Comment avez-vous travaillé avec Thomas Riedelsheimer ? Est-il à l’initiative de vos deux films ou est-ce vous qui avez fait appel à lui ?

Thomas est venu me trouver deux ou trois ans avant Rivers and Tides pour me proposer de faire un film. Il possède une telle acuité, une telle attention, une telle compréhension de mon travail qu’il en est plus qu’un simple témoin. Il y est très impliqué, et c’est une dynamique des plus intéressantes. Il travaille avec une toute petite équipe, deux ou trois personnes tout au plus. Il est très vigilant et il s’adapte. Il n’est pas dans une approche normative. Il comprend ma manière de travailler, et j’apprécie vraiment sa compagnie.
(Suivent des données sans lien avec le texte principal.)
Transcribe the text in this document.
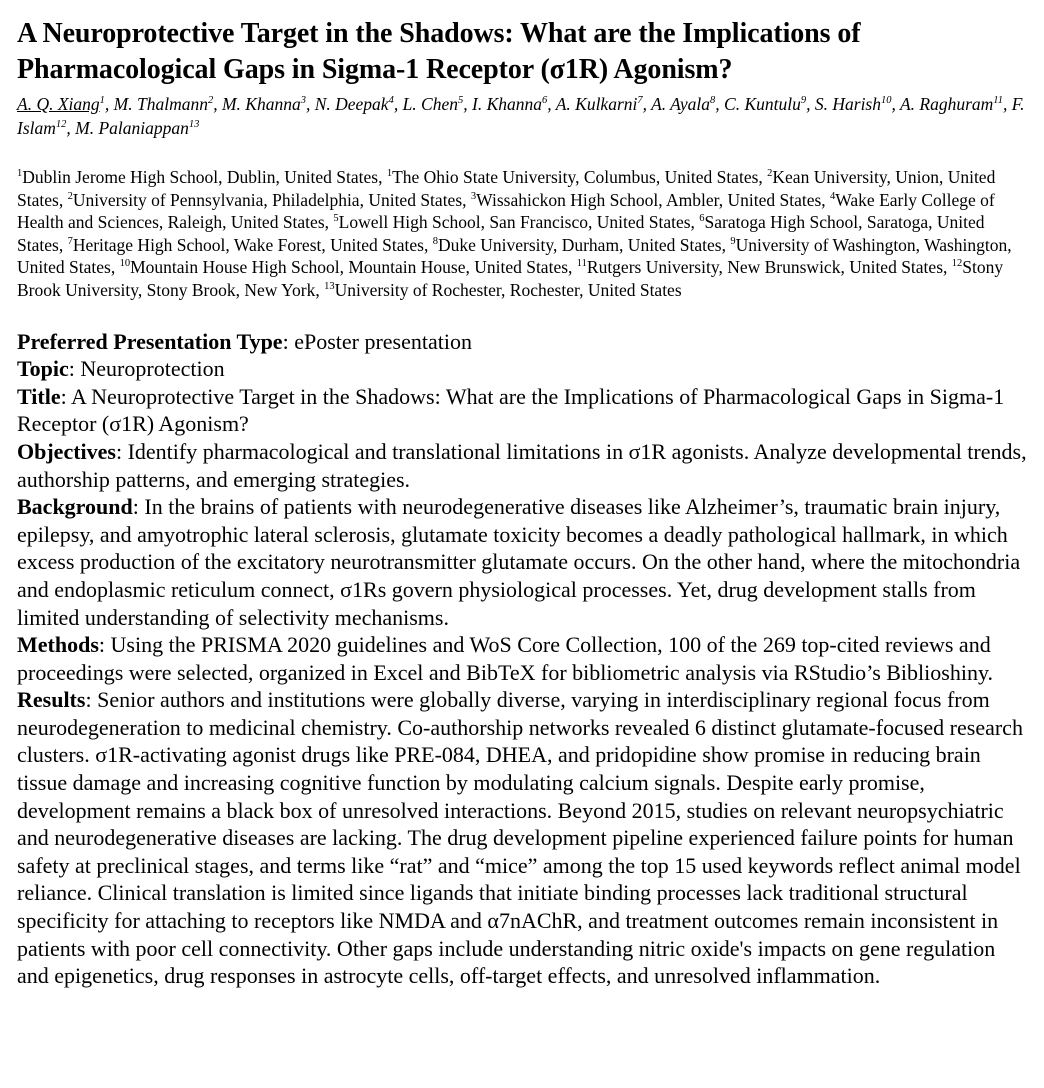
A Neuroprotective Target in the Shadows: What are the Implications of Pharmacological Gaps in Sigma-1 Receptor (σ1R) Agonism?
A. Q. Xiang$^1$, M. Thalmann$^2$, M. Khanna$^3$, N. Deepak$^4$, L. Chen$^5$, I. Khanna$^6$, A. Kulkarni$^7$, A. Ayala$^8$, C. Kuntulu$^9$, S. Harish$^{10}$, A. Raghuram$^{11}$, F. Islam$^{12}$, M. Palaniappan$^{13}$
$^1$Dublin Jerome High School, Dublin, United States, $^1$The Ohio State University, Columbus, United States, $^2$Kean University, Union, United States, $^2$University of Pennsylvania, Philadelphia, United States, $^3$Wissahickon High School, Ambler, United States, $^4$Wake Early College of Health and Sciences, Raleigh, United States, $^5$Lowell High School, San Francisco, United States, $^6$Saratoga High School, Saratoga, United States, $^7$Heritage High School, Wake Forest, United States, $^8$Duke University, Durham, United States, $^9$University of Washington, Washington, United States, $^{10}$Mountain House High School, Mountain House, United States, $^{11}$Rutgers University, New Brunswick, United States, $^{12}$Stony Brook University, Stony Brook, New York, $^{13}$University of Rochester, Rochester, United States

Preferred Presentation Type: ePoster presentation

Topic: Neuroprotection

Title: A Neuroprotective Target in the Shadows: What are the Implications of Pharmacological Gaps in Sigma-1 Receptor (σ1R) Agonism?

Objectives: Identify pharmacological and translational limitations in σ1R agonists. Analyze developmental trends, authorship patterns, and emerging strategies.

Background: In the brains of patients with neurodegenerative diseases like Alzheimer’s, traumatic brain injury, epilepsy, and amyotrophic lateral sclerosis, glutamate toxicity becomes a deadly pathological hallmark, in which excess production of the excitatory neurotransmitter glutamate occurs. On the other hand, where the mitochondria and endoplasmic reticulum connect, σ1Rs govern physiological processes. Yet, drug development stalls from limited understanding of selectivity mechanisms.

Methods: Using the PRISMA 2020 guidelines and WoS Core Collection, 100 of the 269 top-cited reviews and proceedings were selected, organized in Excel and BibTeX for bibliometric analysis via RStudio’s Biblioshiny.

Results: Senior authors and institutions were globally diverse, varying in interdisciplinary regional focus from neurodegeneration to medicinal chemistry. Co-authorship networks revealed 6 distinct glutamate-focused research clusters. σ1R-activating agonist drugs like PRE-084, DHEA, and pridopidine show promise in reducing brain tissue damage and increasing cognitive function by modulating calcium signals. Despite early promise, development remains a black box of unresolved interactions. Beyond 2015, studies on relevant neuropsychiatric and neurodegenerative diseases are lacking. The drug development pipeline experienced failure points for human safety at preclinical stages, and terms like “rat” and “mice” among the top 15 used keywords reflect animal model reliance. Clinical translation is limited since ligands that initiate binding processes lack traditional structural specificity for attaching to receptors like NMDA and α7nAChR, and treatment outcomes remain inconsistent in patients with poor cell connectivity. Other gaps include understanding nitric oxide's impacts on gene regulation and epigenetics, drug responses in astrocyte cells, off-target effects, and unresolved inflammation.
On vous voit réaliser beaucoup de choses dans ce film : des chambres permettant d’accueillir – à peine – un corps humain, les « pierres dormantes » ou encore le mur divisé qui permet qu’on s’y introduise, mais qui est si étroit qu’il faut parfois y avancer latéralement. Ces pièces introduisent-elles la notion de recherche d’un refuge ?

Ou même en finir avec cette notion ; beaucoup des espaces que je créé sont inhospitaliers à fréquenter. Il y a cette pièce dans laquelle j’ai placé des troncs d’arbres qui deviennent plus denses à mesure qu’on avance, et le public refuse d’y entrer sans en connaître la profondeur, s’il est habité, ou s’il peut s’y perdre. Pour moi, la nature n’est pas uniquement pastorale et thérapeutique. Elle l’est, mais elle est aussi profondément dérangeante, éprouvante, menaçante, cruelle, brute tout autant que belle ; et j’espère que mon travail reflète tout ça. Je crois qu’en vieillissant, il s’en fait probablement de plus en plus écho.

Vos ombres de pluie semblent évoquer l’impact qu’ont les entités vivantes sur le monde. On pourrait les considérer comme une métaphore de celui que nous avons sur notre environnement durant notre existence et la façon dont notre empreinte s’efface après notre disparition.

Oui, tout à fait. Vivants, nous ne pouvons nous empêcher d’affecter le monde. En particulier en ville. La ville porte la mémoire de tant de gens ; les sièges occupés, les endroits traversés. Ainsi, les trottoirs, imprimés des pas de tant de monde, sont l’endroit le plus approprié pour s’étendre et laisser une empreinte. J’y ai parfois laissé la mienne avant de me relever, et sous la pluie mon ombre a disparu ; et après la pluie, parce que l’endroit où j’étais étendu était légèrement plus sec que le reste du trottoir, elle réapparaît – mon ombre ressurgit du sol. C’est incroyable ! Cette mémoire affleure à nouveau sur le sol. C’est un des rares travaux que je répéterai à l’infini, parce que chaque ombre est si différente, si intéressante, si exigeante. J’ai tant appris. Comme à New York, j’ai réalisé une série d’ombres de pluie sur les trottoirs. Parfois sur des tronçons publics, mais souvent sur des sections privées. Je m’en suis rendu compte un jour que j’étais sur le trottoir privé de Fox News. (Rires) Et j’ai une vidéo des agents de sécurité m’en expulsant.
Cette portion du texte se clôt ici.